A Portion of the Suppressed Introductory Chapter to American Notes

If this book should fall into the hands of any sensitive American who cannot bear to be told that the working of the institutions of his country is far from perfect; that in spite of the advantage she has over all other nations in the elastic freshness and vigour of her youth, she is far from being a model for the earth to copy; and that even in those pictures of the national manners with which he quarrels most, there is still (after the lapse of several years, each of which may be fairly supposed to have had its stride in improvement) much that is just and true at this hour; let him lay it down, now, for I shall not please him. Of the intelligent, reflecting, and educated among his countrymen, I have no fear; for I have ample reason to believe, after many delightful conversations not easily to be forgotten, that there are very few topics (if any) on which their sentiments differ materially from mine.
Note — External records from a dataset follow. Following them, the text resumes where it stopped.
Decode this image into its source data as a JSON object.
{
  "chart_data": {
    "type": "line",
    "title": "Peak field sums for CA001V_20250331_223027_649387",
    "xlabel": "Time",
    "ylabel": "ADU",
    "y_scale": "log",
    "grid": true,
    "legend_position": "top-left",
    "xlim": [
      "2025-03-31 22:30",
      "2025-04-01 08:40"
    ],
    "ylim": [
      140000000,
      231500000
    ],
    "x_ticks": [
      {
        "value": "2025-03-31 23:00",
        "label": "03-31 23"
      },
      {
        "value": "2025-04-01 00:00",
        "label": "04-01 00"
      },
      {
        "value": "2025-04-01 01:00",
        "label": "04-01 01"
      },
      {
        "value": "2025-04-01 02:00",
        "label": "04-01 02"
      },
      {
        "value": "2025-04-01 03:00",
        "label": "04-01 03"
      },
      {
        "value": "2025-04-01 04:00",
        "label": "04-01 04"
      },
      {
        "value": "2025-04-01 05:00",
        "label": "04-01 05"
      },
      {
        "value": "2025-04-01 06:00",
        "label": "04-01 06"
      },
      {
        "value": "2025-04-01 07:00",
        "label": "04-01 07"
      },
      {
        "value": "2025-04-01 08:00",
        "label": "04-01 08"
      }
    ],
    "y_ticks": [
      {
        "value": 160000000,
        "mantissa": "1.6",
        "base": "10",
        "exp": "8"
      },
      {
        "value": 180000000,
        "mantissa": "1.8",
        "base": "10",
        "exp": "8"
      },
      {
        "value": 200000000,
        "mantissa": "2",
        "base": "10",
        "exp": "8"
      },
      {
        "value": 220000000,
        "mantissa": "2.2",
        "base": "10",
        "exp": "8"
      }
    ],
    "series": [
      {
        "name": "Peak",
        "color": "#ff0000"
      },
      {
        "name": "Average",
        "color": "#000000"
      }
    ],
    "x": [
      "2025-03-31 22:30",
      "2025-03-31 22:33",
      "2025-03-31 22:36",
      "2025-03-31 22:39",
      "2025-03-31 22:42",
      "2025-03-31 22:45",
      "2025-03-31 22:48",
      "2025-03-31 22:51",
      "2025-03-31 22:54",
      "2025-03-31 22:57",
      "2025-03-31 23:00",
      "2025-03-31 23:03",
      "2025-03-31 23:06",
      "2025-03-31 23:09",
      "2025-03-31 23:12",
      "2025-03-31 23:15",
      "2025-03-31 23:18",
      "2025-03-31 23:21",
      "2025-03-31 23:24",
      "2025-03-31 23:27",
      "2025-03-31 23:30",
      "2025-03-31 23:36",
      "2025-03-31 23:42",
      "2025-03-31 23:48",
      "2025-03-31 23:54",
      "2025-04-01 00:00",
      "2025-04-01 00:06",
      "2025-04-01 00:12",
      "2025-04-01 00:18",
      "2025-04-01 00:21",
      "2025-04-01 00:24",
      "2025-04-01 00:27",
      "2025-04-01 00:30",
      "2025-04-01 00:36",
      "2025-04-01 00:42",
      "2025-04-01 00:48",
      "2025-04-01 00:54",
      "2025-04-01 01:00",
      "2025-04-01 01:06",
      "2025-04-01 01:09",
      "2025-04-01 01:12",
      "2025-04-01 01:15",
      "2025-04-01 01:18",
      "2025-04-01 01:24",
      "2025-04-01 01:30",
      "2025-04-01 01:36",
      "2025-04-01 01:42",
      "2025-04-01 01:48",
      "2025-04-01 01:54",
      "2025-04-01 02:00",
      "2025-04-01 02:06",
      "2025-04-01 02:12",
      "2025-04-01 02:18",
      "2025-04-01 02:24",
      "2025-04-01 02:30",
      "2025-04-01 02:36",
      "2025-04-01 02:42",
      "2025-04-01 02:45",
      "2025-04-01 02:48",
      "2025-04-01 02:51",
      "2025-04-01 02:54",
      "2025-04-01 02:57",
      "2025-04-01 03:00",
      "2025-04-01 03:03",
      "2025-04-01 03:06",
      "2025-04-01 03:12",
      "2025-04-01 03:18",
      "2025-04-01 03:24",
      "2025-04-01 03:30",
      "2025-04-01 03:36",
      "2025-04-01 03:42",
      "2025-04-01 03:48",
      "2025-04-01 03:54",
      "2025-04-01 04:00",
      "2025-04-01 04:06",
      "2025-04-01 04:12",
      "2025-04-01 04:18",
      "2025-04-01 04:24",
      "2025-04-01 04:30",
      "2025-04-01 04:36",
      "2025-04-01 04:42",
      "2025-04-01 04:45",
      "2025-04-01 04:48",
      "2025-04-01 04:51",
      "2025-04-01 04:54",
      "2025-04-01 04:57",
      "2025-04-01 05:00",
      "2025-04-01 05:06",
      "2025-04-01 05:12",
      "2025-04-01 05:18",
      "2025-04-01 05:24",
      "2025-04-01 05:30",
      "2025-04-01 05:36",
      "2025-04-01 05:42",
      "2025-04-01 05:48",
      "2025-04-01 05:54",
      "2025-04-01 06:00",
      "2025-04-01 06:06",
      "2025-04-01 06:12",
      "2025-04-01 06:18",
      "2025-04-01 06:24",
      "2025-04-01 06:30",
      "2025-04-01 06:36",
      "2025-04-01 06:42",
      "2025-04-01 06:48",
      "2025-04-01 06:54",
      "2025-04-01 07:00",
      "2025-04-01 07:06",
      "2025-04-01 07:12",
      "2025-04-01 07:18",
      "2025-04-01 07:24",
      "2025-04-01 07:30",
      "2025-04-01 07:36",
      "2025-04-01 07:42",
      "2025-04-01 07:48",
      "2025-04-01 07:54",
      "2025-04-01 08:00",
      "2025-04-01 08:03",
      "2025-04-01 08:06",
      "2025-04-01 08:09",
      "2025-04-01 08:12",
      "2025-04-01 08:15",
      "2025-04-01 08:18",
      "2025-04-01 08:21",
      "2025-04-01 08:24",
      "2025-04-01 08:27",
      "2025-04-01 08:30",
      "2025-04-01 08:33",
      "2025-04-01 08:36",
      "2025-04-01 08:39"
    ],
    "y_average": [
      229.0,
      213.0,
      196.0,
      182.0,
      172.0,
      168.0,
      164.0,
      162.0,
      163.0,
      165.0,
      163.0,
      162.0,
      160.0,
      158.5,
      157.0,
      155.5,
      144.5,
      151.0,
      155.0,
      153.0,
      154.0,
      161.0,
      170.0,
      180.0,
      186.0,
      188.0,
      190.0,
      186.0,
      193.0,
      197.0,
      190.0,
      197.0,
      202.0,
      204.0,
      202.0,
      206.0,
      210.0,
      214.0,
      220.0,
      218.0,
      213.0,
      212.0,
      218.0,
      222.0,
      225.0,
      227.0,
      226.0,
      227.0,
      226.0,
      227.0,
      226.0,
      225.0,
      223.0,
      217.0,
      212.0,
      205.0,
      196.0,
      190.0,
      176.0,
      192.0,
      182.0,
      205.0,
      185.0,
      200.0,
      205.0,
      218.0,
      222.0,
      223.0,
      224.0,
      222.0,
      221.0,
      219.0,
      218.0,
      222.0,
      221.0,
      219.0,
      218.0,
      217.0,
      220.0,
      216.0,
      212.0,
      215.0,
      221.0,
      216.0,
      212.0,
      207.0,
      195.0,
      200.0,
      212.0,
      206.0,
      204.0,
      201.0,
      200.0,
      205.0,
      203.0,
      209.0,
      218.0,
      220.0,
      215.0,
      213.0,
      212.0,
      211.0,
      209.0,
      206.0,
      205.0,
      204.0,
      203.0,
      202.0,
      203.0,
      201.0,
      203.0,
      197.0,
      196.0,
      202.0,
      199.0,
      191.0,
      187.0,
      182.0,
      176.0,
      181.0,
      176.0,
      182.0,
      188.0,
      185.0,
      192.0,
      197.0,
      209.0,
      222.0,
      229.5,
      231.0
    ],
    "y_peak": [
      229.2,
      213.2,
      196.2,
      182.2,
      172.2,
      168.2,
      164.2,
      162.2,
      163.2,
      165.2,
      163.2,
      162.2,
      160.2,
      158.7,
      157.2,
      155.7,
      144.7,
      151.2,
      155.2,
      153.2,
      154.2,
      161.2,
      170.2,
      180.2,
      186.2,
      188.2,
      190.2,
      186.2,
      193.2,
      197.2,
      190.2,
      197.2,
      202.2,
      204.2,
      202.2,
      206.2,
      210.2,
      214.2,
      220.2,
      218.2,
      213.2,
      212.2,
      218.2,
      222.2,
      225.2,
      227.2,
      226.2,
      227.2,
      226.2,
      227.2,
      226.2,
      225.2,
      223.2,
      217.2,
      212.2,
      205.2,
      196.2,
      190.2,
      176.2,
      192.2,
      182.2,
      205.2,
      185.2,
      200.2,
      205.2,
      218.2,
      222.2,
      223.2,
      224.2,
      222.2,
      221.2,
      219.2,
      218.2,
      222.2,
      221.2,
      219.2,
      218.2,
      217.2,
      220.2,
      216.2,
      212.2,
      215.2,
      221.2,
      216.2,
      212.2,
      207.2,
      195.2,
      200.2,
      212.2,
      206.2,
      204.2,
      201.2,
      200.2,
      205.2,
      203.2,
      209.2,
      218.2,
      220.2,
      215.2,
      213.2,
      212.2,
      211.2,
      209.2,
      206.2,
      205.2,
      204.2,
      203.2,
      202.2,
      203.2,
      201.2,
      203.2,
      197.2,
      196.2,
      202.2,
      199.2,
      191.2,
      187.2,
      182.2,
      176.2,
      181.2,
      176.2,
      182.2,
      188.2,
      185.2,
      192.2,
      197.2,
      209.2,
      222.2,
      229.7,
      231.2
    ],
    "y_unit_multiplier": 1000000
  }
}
I may be asked -- 'If you have been in any respect disappointed in America, and are assured beforehand that the expression of your disappointment will give offence to any class, why do you write at all?' My answer is, that I went there expecting greater things than I found, and resolved as far as in me lay to do justice to the country, at the expense of any (in my view) mistaken or prejudiced statements that might have been made to its disparagement. Coming home with a corrected and sobered judgment, I consider myself no less bound to do justice to what, according to my best means of judgment, I found to be the truth.